These results indicate that the intrinsic DC-activating property of NGUP serves as the primary factor in enhancing the immunostimulatory effects of the nanovaccine on immune cells. Both CLSM images (Fig. 2m) and flow cytometry data (Fig. 2k) further demonstrated that BMDCs treated with NGUPL@OVA expressed the highest level of SIINFEKL-H2K^b complex, 1.5-fold higher than the Free OVA group and 1.1-fold higher than the BL@OVA group. Taken together, as an adjuvant, NGUP enhances DCs uptake of OVA, promotes DCs maturation to strengthen antigen processing, and ultimately facilitates DCs-mediated antigen cross-presentation.

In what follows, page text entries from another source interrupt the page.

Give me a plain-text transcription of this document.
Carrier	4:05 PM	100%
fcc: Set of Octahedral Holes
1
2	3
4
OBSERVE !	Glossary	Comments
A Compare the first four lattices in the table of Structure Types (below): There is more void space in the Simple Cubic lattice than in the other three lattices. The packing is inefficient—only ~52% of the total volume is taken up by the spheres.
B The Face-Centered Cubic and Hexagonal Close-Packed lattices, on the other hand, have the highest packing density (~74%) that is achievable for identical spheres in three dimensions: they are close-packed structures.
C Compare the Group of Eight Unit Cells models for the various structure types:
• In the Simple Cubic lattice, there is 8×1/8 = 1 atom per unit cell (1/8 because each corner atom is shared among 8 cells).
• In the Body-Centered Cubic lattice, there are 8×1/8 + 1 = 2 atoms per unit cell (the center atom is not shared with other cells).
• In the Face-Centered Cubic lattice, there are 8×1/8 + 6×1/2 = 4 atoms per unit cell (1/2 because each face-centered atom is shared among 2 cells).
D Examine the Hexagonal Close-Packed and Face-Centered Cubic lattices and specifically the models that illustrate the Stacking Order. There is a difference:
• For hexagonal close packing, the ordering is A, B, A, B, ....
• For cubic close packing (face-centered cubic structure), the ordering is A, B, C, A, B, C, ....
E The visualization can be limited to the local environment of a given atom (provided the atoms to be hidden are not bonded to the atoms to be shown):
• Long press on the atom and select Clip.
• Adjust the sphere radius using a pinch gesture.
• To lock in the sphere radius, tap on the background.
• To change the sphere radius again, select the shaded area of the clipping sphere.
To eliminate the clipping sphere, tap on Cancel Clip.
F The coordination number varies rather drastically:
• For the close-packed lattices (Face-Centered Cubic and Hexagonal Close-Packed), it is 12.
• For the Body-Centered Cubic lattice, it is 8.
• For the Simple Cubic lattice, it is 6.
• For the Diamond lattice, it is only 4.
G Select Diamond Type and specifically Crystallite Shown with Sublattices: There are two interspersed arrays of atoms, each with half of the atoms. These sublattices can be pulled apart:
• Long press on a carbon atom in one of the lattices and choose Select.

Normally, exogenous antigens activate CD4⁺T cells via MHC II, whereas cross-presentation enables exogenous antigens to also activate CD8⁺T cells through MHC I, thereby inducing tumor cell killing [43]. To evaluate the T-cell-activating capacity of the nanovaccine, we co-cultured NGUPL@OVA-stimulated BMDCs with splenic T lymphocytes isolated from C57 mice. CD69 is an early indicator of lymphocyte activation [44]. Consistent with the BMDCs maturation results, the percentage of CD69⁺T cells among CD8⁺T cells was highest in the NGUPL@OVA group, 1.4-fold higher than the Free OVA group, respectively (Fig. 2n). As well CFSE⁺T cells among CD8⁺T cells, achieving a level 1.7-fold higher than that in the Free OVA group (Fig. 2o). In addition, the crystal violet assay was performed to evaluate the enhancement of T cell-mediated tumor cell killing by NGUPL@OVA. After 24 h of co-culture with B16-OVA tumor cells, T cells in the NGUPL@OVA group exhibited the strongest tumor-killing efficacy, followed by the NGUPL group, which showed 1.8-fold greater cytotoxicity compared to the control (Fig. 2p and S11b). Lactate dehydrogenase (LDH) is primarily localized in the cytoplasm, but its release into the supernatant increases upon cell membrane damage [45]. Results revealed a significant elevation in LDH release in the NGUPL@OVA group, with a 64.48% increase compared to the control group (Fig. 2q). Furthermore, CD8⁺T cells secreted higher levels of the cytotoxic effector molecule granzyme B in the NGUPL@OVA group, which plays a pivotal role in immune-mediated tumor cell killing [46] (Fig. 2r). These results collectively demonstrate that NGUPL@OVA enhances T cell-dependent tumor cell killing by promoting DCs maturation.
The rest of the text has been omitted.